Streaming Postgres Changes is based on a series of Postgres databases, which has worked very well for us. There are some scenarios, however, where it would be advantageous to have our data in a streaming log-based system, like Apache Kafka. One specific scenario involves ElasticSearch, which we use to provide full text search over group archives. Right now, when a message is added or updated, we send the update to Postgres, then we send the update to the ElasticSearch cluster. If we want to re-index our archives, we have to prevent new messages from coming in as well as changes to existing messages, while we do a table scan of the archives into a new ES cluster. This is non-optimal.

A better pattern would be as follows:

  • Additions/Changes/Deletions from Postgres get streamed into a log-based system.
  • A reader is constantly consuming those changes and updating the ES cluster.
  • When we want to re-index the site, we start a new reader which consumes the log from the beginning, creating a new ES index.
  • When the new ES index is up to date, simply switch the site over to it, stop the old reader and delete the old ES index.

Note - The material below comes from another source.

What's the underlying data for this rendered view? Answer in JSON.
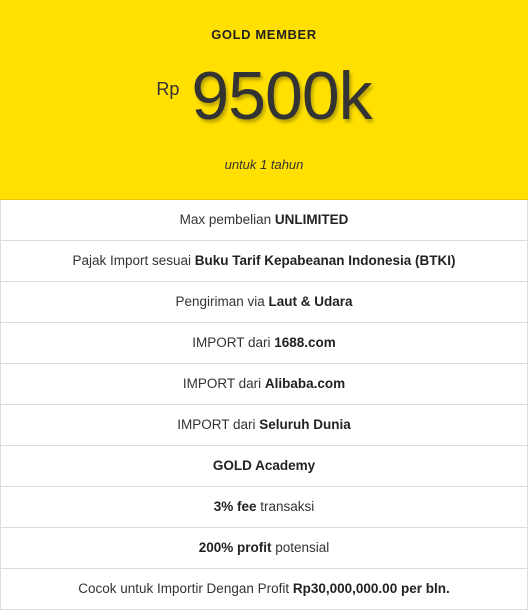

There are other scenarios where having a log-based representation of the data would be useful as well. With this in mind, I’ve been researching ways to stream Postgres changes. These are my notes about what I’ve learned so far. They may be incomplete and contain errors. Corrections are appreciated.

Postgres introduced logical replication in version 9.4. With the addition of a plugin, it is now possible to stream changes from a Postgres database, in whatever format you prefer. There are a couple of projects that use this to stream Postgres into Kafka, like Bottled Water (no longer maintained) and Debezium. I could not get the Debezium Postgres plugin compiled on Centos 7. In addition, there’s a competitor to Kafka, called NATS, which, while not as mature as Kafka, has the advantage (to me) of being written in Go. There appears to be a connector between Postgres and NATS, but I haven’t explored it. Another related project is pg_warp, which allows you to stream Postgres changes to another Postgres database.

I wanted to explore exactly how a Postgres streaming system would work. While everything is documented, it was not clear to me how the process worked, should one want to implement their own logical replication system. The Postgres docs helped my understanding, along with this presentation, and this blog post from Simple. Also, playing with the wal2json plugin and following their README helped, and Debezium’s docs go into some detail as well. But there is more to it. This is what I’ve found out.

There are a couple of parts to a Postgres streaming system. You want to first get a complete snapshot of the existing database, and then you want to get all changes to the database going forward, without missing any changes should there be a hiccup (ie crash).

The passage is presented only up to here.